How the Underlying Problem Is Diagnosed

If you report needing to splint or feeling like you can’t fully empty your bowels, your provider may recommend imaging to see what’s happening inside your pelvis during a bowel movement. Dynamic MRI of the pelvic floor is one of the most informative tests. It captures real-time images while you squeeze, strain, and evacuate, showing how the pelvic organs move and whether stool is getting diverted into a rectocele or other structural issue. This type of imaging is especially useful before any surgical planning because it can reveal problems in multiple areas of the pelvis that might not be obvious from a physical exam alone.

Treatment Options Beyond Splinting

Treatment depends on what’s causing the problem and how much it affects your daily life. For many people, the first steps are conservative and don’t involve surgery at all.

Pelvic Floor Physical Therapy

Pelvic floor muscle training, often combined with biofeedback, is one of the most effective non-surgical approaches. For people with dyssynergia (muscles that tighten when they should relax), biofeedback teaches you to coordinate your abdominal pressure with pelvic floor relaxation during evacuation. You practice simulated defecation and learn to retrain the sensory signals related to rectal filling. The goal is to restore a natural, effective pushing pattern so that stool moves through the canal without getting stuck or requiring manual help.

For people whose issue is more about weakened structural support, pelvic floor exercises target the strength, endurance, and coordination of the muscles that hold everything in place. These exercises carry no risk and are typically recommended as a starting point regardless of the specific diagnosis.
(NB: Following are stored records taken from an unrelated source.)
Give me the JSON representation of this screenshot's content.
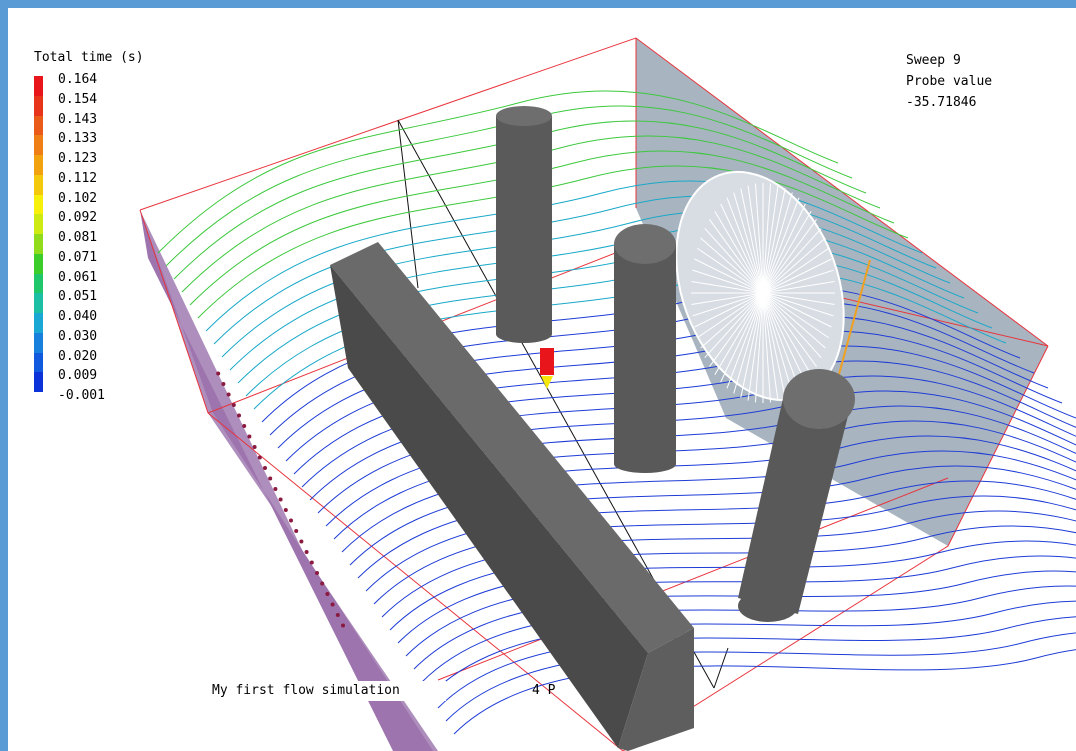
{
  "app": {
    "frame_color": "#5b9bd5",
    "background": "#ffffff"
  },
  "legend": {
    "title": "Total time (s)",
    "labels": [
      "0.164",
      "0.154",
      "0.143",
      "0.133",
      "0.123",
      "0.112",
      "0.102",
      "0.092",
      "0.081",
      "0.071",
      "0.061",
      "0.051",
      "0.040",
      "0.030",
      "0.020",
      "0.009",
      "-0.001"
    ],
    "colors": [
      "#e8161b",
      "#e8341a",
      "#ea5a18",
      "#ef7e14",
      "#f2a10f",
      "#f5c90b",
      "#f7f00a",
      "#cdea12",
      "#8fdb1c",
      "#3ccd2a",
      "#1fc66a",
      "#1cbfa4",
      "#1aa7d4",
      "#1680dc",
      "#1159dd",
      "#0c32da",
      "#0a12d6"
    ]
  },
  "readout": {
    "sweep": "Sweep 9",
    "probe_label": "Probe value",
    "probe_value": "-35.71846"
  },
  "caption": {
    "title": "My first flow simulation",
    "suffix": "4 P"
  },
  "scene": {
    "streamline_colors": {
      "low": "#1e3cd6",
      "mid": "#19a8c8",
      "high": "#3cc83c"
    },
    "box_edge_color": "#e8343c",
    "obstacle_color": "#5a5a5a",
    "inlet_panel_color": "#a07ab0",
    "outlet_panel_color": "#a8b4c0",
    "probe_stem_color": "#f0a020"
  }
}
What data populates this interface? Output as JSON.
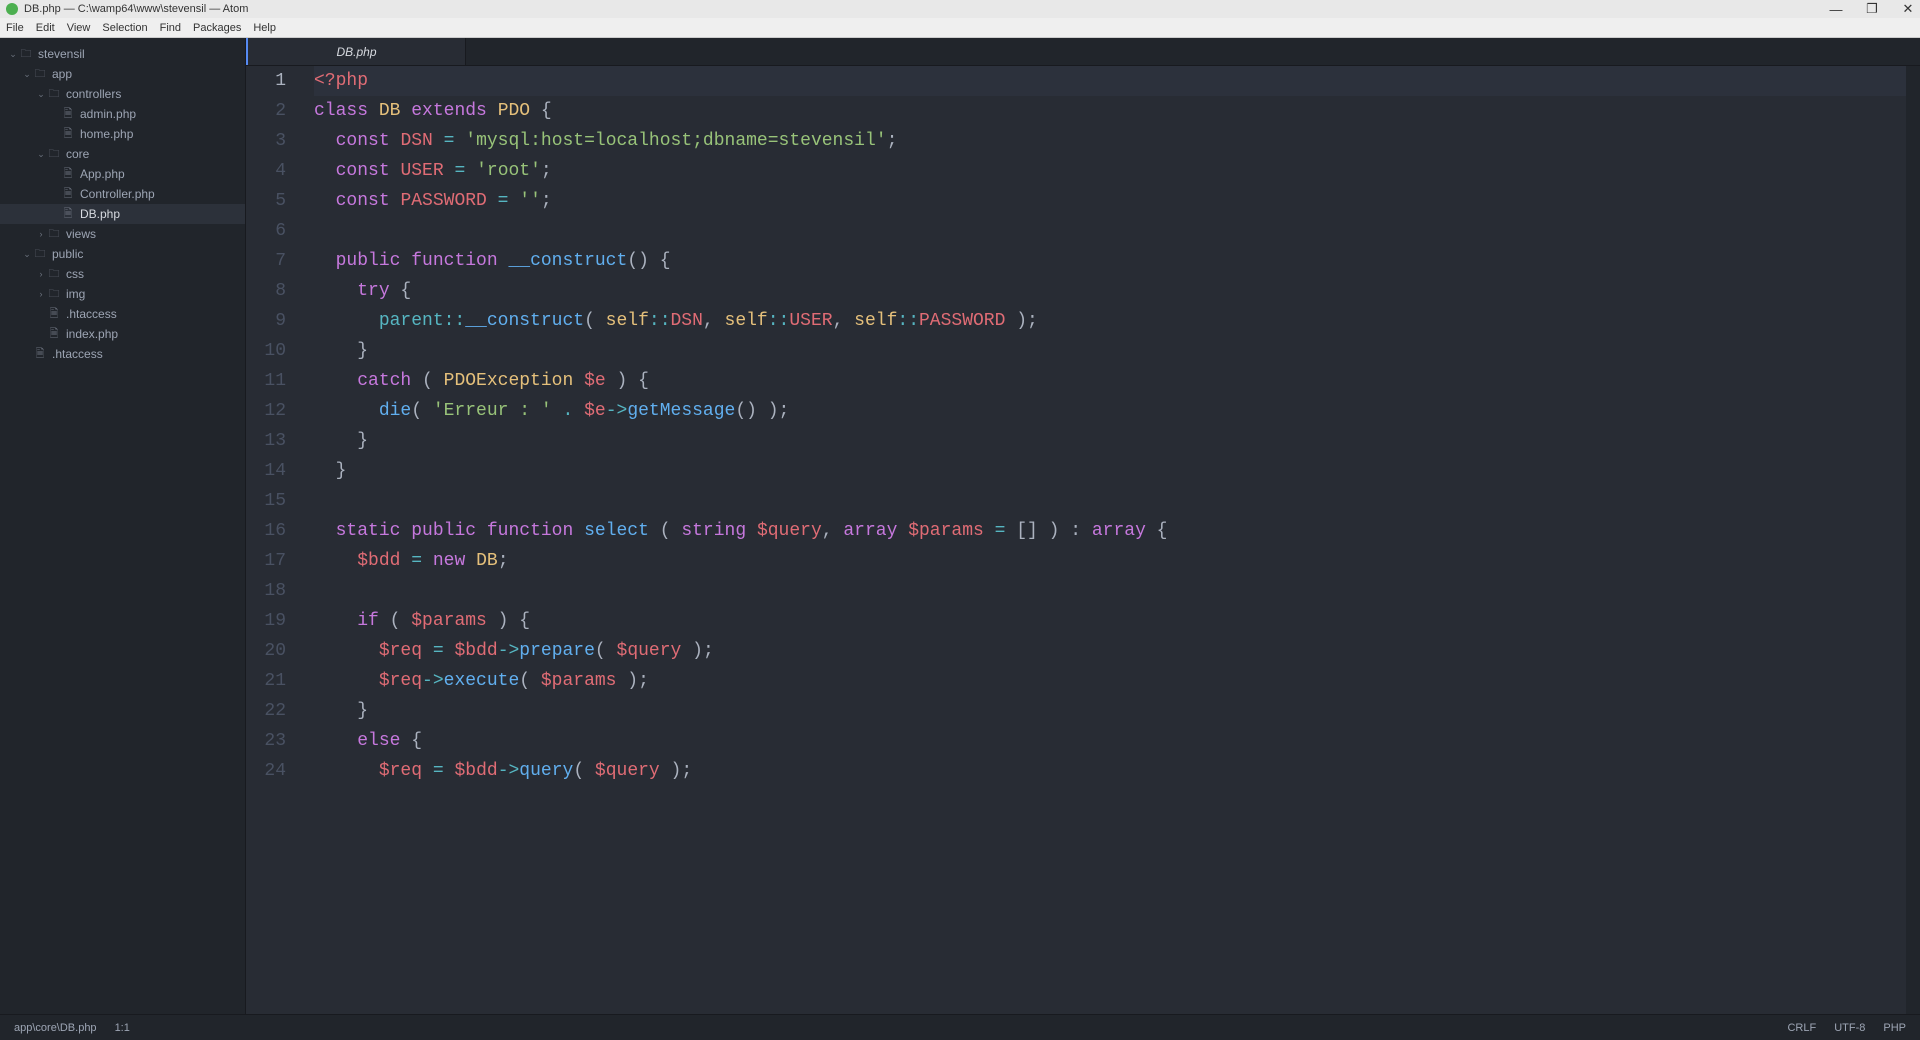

Dietary and Lifestyle Changes

First-line therapy for associated constipation includes increasing fiber and fluid intake, along with osmotic laxatives if needed. Softer, bulkier stool is easier to evacuate and puts less strain on a compromised pelvic floor. This won’t fix a structural issue like a rectocele, but it can reduce how often you need to splint and make bowel movements less of a struggle.

Surgery

When conservative measures aren’t enough, surgical repair is an option for rectoceles. The most common procedure, called posterior colporrhaphy, reinforces the weakened wall between the vagina and rectum. About 84% of patients report symptomatic improvement after surgery, and 85% say they would recommend the procedure. However, the numbers tell a more nuanced story: objective failure rates (meaning the bulge returns on examination) run around 37 to 42%, and about 15% of patients eventually need a second operation. Adding a biological graft to the repair hasn’t been shown to improve these outcomes. So while surgery helps most people feel significantly better, it doesn’t guarantee a permanent fix, and the decision usually comes down to how much the symptoms are affecting quality of life after other treatments have been tried.